Concluyó la 69 edición del Festival de Cannes, con la Palme d’Or para Yo, Daniel Blake, del británico Ken Loach, justo a una década de obtenerla por el drama histórico El viento que mueve la cebada. George Miller, presidente del jurado de la sección en competencia, no amplió los motivos de la decisión favorable a Yo, Daniel Blake, pero hizo un resumen en tres palabras: “hermosa, feroz, inteligente”. Otros premios del Festival a los films en competencia fueron para: Es tan sólo el fin del mundo (doblete: Grand Prix y Premio Ecuménico), de Xavier Dolan; American honey (Premio del Jurado), de Andrea Arnold; El vendedor (doblete: Guion y Actor), de Asghar Farhadi, y Ma’Rosa (Actriz), de Brillante Mendoza.
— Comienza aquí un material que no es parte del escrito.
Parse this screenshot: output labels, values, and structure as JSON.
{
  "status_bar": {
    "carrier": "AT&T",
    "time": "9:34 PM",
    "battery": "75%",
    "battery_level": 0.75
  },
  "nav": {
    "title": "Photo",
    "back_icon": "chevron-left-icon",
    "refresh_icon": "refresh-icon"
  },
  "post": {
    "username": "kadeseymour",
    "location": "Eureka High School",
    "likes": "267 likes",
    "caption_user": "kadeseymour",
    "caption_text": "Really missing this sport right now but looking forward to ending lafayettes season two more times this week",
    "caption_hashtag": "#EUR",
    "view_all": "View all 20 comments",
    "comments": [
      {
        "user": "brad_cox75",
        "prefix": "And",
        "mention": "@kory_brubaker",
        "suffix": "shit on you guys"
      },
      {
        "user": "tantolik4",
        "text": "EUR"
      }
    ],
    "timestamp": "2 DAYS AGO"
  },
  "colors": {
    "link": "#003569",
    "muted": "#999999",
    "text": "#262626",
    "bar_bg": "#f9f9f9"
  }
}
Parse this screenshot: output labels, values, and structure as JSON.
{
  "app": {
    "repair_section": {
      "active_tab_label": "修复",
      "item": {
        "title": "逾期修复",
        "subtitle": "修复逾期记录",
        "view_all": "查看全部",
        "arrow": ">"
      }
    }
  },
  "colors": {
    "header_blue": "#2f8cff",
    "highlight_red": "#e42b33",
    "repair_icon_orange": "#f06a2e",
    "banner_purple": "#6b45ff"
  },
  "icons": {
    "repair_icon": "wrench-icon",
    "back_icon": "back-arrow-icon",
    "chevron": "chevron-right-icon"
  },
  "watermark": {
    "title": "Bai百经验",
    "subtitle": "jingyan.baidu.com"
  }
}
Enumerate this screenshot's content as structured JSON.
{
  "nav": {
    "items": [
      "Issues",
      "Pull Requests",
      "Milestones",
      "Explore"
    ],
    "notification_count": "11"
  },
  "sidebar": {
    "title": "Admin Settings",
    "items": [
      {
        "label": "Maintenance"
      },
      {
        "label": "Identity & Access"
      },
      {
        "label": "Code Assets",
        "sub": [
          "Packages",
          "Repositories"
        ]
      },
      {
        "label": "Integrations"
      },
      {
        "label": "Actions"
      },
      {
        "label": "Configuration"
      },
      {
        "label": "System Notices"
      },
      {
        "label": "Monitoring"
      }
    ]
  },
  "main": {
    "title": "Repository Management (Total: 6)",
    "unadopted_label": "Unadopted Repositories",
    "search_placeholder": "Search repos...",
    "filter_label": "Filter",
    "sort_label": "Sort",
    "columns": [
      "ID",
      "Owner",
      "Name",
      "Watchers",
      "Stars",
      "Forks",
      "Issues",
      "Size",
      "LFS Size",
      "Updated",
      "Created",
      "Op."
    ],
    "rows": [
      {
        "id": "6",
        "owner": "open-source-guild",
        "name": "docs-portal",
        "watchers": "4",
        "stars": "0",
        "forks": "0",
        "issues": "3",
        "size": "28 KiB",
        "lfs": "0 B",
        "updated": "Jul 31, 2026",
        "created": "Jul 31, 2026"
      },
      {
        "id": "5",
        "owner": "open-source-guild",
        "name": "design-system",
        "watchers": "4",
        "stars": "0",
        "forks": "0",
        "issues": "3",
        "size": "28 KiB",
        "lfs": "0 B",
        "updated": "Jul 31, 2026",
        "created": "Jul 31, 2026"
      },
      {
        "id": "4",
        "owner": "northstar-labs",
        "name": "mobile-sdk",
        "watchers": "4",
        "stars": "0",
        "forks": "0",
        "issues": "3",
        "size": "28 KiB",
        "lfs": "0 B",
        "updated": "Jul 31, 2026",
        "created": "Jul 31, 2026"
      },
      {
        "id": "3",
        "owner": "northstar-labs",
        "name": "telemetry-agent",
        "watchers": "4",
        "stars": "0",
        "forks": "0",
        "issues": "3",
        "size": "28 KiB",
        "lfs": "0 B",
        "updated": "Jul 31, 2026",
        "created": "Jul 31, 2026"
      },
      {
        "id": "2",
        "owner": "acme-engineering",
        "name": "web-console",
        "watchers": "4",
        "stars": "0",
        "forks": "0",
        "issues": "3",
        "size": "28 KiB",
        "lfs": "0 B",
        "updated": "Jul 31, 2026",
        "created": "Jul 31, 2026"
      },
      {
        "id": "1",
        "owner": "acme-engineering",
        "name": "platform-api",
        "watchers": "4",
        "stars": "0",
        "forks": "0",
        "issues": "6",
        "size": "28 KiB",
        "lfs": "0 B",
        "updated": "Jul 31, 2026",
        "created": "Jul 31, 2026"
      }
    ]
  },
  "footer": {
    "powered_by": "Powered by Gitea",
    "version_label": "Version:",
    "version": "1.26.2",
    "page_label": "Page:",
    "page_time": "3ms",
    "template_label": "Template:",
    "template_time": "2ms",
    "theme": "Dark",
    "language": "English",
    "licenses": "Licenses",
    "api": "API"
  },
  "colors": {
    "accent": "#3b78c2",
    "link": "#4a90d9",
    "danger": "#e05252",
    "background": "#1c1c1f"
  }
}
El premio a Director fue compartido por Olivier Assayas (Personal shopper) y Cristian Mungiu (Graduación). Por su parte, la Fipresci (la federación de la prensa internacional) premió a Toni Erdmann, de Maren Ade, entre los films en competencia; a Perros, de Bogdan Mirica, de la sección Una cierta mirada, y a Raw, de Julia Ducournau, de entre lo visto en la Semana de la Crítica.
Volvamos ahora a Ken Loach; ¿quién es, en síntesis, este notable realizador? Sin duda, uno de los cineastas en activo más respetados del mundo, reconocido por el “foco” de sus películas: un realismo social de perenne interés en la situación y condiciones de las clases trabajadoras. Más allá del parejo nivel de su filmografía, los principales títulos referentes en ella pueden ser: Pobre vaca (1967), Kes (1969), Riff–Raff (1991), Tierra y libertad (1995), Mi nombre es Joe (1998), Dulces 16 (2002) y El viento que mueve la cebada (2006). Sobre el compromiso de su cine, su opinión es simple: “Una película no es un movimiento político, ni un partido o un artículo. Es sólo una película. Cuando mucho puede sumar su voz a la indignación de la gente”. Y acerca de él y su trabajo como cineasta, remata: “¿Por qué dicen que odio a mi país? ¿Qué significa eso? ¿Que debo odiar a mi pueblo, a todos los ingleses o a mi gobierno? Y si acaso odio a mi gobierno, ¿eso significa que odio a mi país? Es una responsabilidad democrática criticar al gobierno”. Ken Loach, nacido en Warwickshire, Inglaterra, está por cumplir 80 años.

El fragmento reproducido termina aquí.